141 I fix a period of two years as the time that you must serve before being eligible for parole, and declare that you have spent 232 in pre-sentence detention, which must be declared and reckoned, or counted and reckoned as part of the sentence already served.
142 I declare, pursuant to s.6AAA of the Sentencing Act, that but for you plea of guilty, I would have sentenced you to a term of imprisonment of six years, and fixed a non-parole period of four years.
143 Are there any disposal or forfeiture orders in respect of Mr Nguyen?
144 MR BAARLINK: There is a forfeiture order in respect of the cash that was seized.
145 HER HONOUR: I make - how can I make that in respect of Mr Nguyen? He did not plead guilty to a charge in respect to the cash, only Ms Kieawkaew did.
146 MR BAARLINK: My instructions are that there's a forfeiture order for the cash, for both of them.
147 HER HONOUR: But how can I make it in respect of Mr Nguyen if he did not plead guilty to any charge in respect to the cash? I do not have jurisdiction, do I?
148 MR BAARLINK: I would have to clarify my instructions. It can be done at a later date, I suppose.
149 HER HONOUR: Yes, I am not prepared to make a forfeiture order in respect of Mr Nguyen at this stage.
150 MR BAARLINK: Yes, Your Honour.
151 HER HONOUR: Ms Ramsay, is there anything you want to say about that?
152 MS RAMSAY: I think I indicated on the last occasion, Your Honour, it's my instructions that there's already been a civil - it's Mr Nguyen says this money is not his. There has already been a civil forfeiture order made in relation to that money and that that's our position, that it's not his, so - - -
153 HER HONOUR: Well, I can only deal with a forfeiture order if it attaches to a charge to which he has pleaded guilty, can't I?
154 MS RAMSAY: That is - I'm sorry, Your Honour, I'd have to confirm in the Act.
155 HER HONOUR: Well - - -
156 MS RAMSAY: I am not sure what the basis is upon which that it's been sought, yes.
157 HER HONOUR: I know it is a minor thing at the end of what is much more significant matters, but it is worth looking at. It is a coercive - significant coercive power of the court and it is not a power to be exercised lightly. There has got to be a proper jurisdiction.

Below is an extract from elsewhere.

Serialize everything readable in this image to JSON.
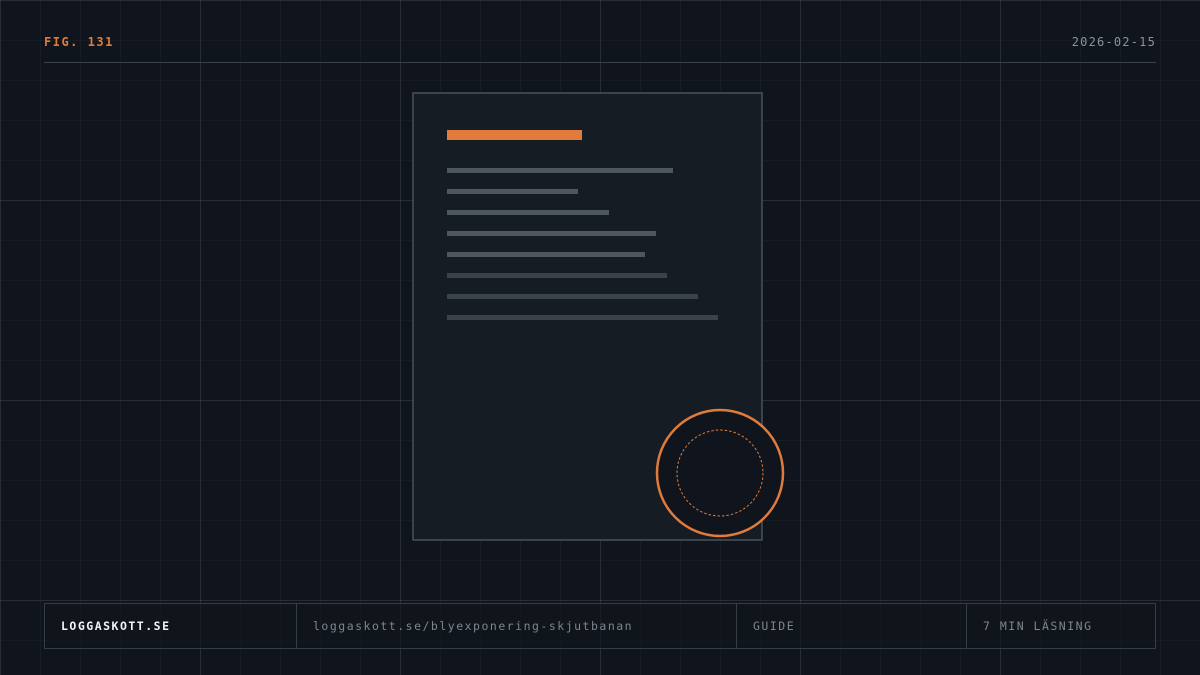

So I will not make the order, but if later the parties are satisfied I have the jurisdiction to make it and it is appropriate to do so, can you please let me know.
158
Are there any further orders then that are required to be made in respect of
Mr Nguyen?
159 MS RAMSAY: No, Your Honour.
160
HER HONOUR: Does the sentence that I pronounce reflect what I said
I intended to do?
161 MR BAARLINK: Yes, Your Honour.
162 HER HONOUR: All right, thank you. Could you remove Mr Nguyen please.
163 I will just sign the forfeiture and disposal orders in respect of Ms Kieawkaew.
164 Can I thank counsel, particularly Ms Ramsay, and Mr Backwell for the extra and added assistance. I found this a really difficult matter, as is probably obvious, and I was grateful for the extra assistance and the manner in which it was provided to me from both of you.
165 Ms Ramsay, I will look forward to seeing you when you do return.
166 MS RAMSAY: Thank you, Your Honour.
167 HER HONOUR: I wish you well. Thank you.